[PATCH v10 08/10] dyndbg: add print-to-tracefs, selftest with it - RFC

Tue Nov 23 09:32:28 UTC 2021

First off, let me reiterate that this feature would be invaluable as user-space
developers. It's often pretty difficult to figure out the cause of an EINVAL,
we have to ask users to follow complicated instructions [1] to grab DRM logs.
Then have to skim through several megabytes of logs to find the error.

I have a hack [2] which just calls system("sudo dmesg") after a failed atomic
commit, it's been pretty handy. But it's really just a hack, a proper solution
would be awesome.

[1]: https://gitlab.freedesktop.org/wlroots/wlroots/-/wikis/DRM-Debugging
[2]: https://gitlab.freedesktop.org/emersion/libliftoff/-/merge_requests/61

> > > > Having a subsystem specific trace buffer would allow subsystem specific
> > > > trace log permissions depending on the sensitivity of the data. But
> > > > doesn't drm output today go to the system log which is typically world
> > > > readable today?

dmesg isn't world-readable these days, it's been changed recently-ish (last
year?) at least on my distribution (Arch). I need root to grab dmesg.

(Maybe we can we just let the DRM master process grab the logs?)

> > > Yes, and that is exactly the problem. The DRM debug output is so high
> > > traffic it would make the system log both unusable due to cruft and
> > > slow down the whole machine. The debug output is only useful when
> > > something went wrong, and at that point it is too late to enable
> > > debugging. That's why a flight recorder with an over-written circular
> > > in-memory buffer is needed.
> >
> > Seans patch reuses enum drm_debug_category to split the tracing
> > stream into 10 sub-streams
> > - how much traffic from each ?
> > - are some sub-streams more valuable for post-mortem ?
> > - any value from further refinement of categories ?
> > - drop irrelevant callsites individually to reduce clutter, extend
> > buffer time/space ?
>
> I think it's hard to predict which sub-streams you are going to need
> before you have a bug to debug. Hence I would err on the side of
> enabling too much. This also means that better or more refined
> categorisation might not be that much of help - or if it is, then are
> the excluded debug messages worth having in the kernel to begin with.
> Well, we're probably not that interested in GPU debugs but just
> everything related to the KMS side, which on the existing categories
> is... everything except half of CORE and DRIVER, maybe? Not sure.

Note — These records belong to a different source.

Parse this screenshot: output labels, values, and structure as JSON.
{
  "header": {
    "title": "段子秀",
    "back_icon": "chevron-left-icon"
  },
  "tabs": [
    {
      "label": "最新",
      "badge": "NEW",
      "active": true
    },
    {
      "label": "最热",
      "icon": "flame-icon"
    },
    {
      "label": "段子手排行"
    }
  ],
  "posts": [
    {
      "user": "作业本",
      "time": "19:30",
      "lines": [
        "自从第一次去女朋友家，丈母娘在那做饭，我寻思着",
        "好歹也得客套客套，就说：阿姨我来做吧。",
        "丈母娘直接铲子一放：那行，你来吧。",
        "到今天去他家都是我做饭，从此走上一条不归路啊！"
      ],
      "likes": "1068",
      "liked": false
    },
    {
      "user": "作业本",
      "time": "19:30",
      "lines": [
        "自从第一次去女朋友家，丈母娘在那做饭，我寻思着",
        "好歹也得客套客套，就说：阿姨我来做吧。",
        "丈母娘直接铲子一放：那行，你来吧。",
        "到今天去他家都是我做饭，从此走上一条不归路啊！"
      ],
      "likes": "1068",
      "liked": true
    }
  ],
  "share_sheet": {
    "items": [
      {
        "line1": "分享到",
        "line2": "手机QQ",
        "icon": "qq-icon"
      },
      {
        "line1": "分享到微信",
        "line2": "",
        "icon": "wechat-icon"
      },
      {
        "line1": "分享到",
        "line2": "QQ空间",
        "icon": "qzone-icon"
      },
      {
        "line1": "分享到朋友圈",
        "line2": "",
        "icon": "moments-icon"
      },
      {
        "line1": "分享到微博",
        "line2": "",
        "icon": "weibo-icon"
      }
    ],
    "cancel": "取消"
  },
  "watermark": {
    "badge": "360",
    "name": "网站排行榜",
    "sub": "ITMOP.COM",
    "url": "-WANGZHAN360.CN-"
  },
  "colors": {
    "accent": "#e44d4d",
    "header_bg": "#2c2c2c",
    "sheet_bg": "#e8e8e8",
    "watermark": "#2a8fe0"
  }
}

We've been recommending drm.debug=0x19F so far (see wiki linked above).
KMS + PRIME + ATOMIC + LEASE is definitely something we want in, and
CORE + DRIVER contains other useful info. We definitely don't want VBL.

> My feeling is that that could mean in the order of hundreds of log
> events at framerate (e.g. 60 times per second) per each enabled output
> individually. And per DRM device, of course. This is with the
> uninteresting GPU debugs already excluded.

Indeed, successful KMS atomic commits already generate a lot of noise. On my
machine, setting drm.debug=0x19F and running the following command:

    sudo dmesg -w | pv >/dev/null

I get 400KiB/s when idling, and 850KiB/s when wiggling the cursor.

> Still, I don't think the flight recorder buffer would need to be
> massive. I suspect it would be enough to hold a few frames' worth which
> is just a split second under active operation. When something happens,
> the userspace stack is likely going to stop on its tracks immediately
> to collect the debug information, which means the flooding should pause
> and the relevant messages don't get overwritten before we get them. In
> a multi-seat system where each device is controlled by a separate
> display server instance, per-device logs would help with this. OTOH,
> multi-seat is not a very common use case I suppose.

There's also the case of multi-GPU where GPU B's logs could clutter GPU A's,
making it harder to understand the cause of an atomic commit failure on GPU A.
So per-device logs would be useful, but not a hard requirement for me, having
*anything* at all would already be a big win.

In my experiments linked above [2], system("sudo dmesg") after atomic commit
failure worked pretty well, and the bottom of the log contained the cause of
the failure. It was pretty useful to system("sudo dmesg -C") before performing
an atomic commit, to be able to only collect the extract of the log relevant to
the atomic commit.

Having some kind of "marker" mechanism could be pretty cool. "Mark" the log
stream before performing an atomic commit (ideally that'd just return e.g. an
uint64 offset), then on failure request the logs collected after that mark.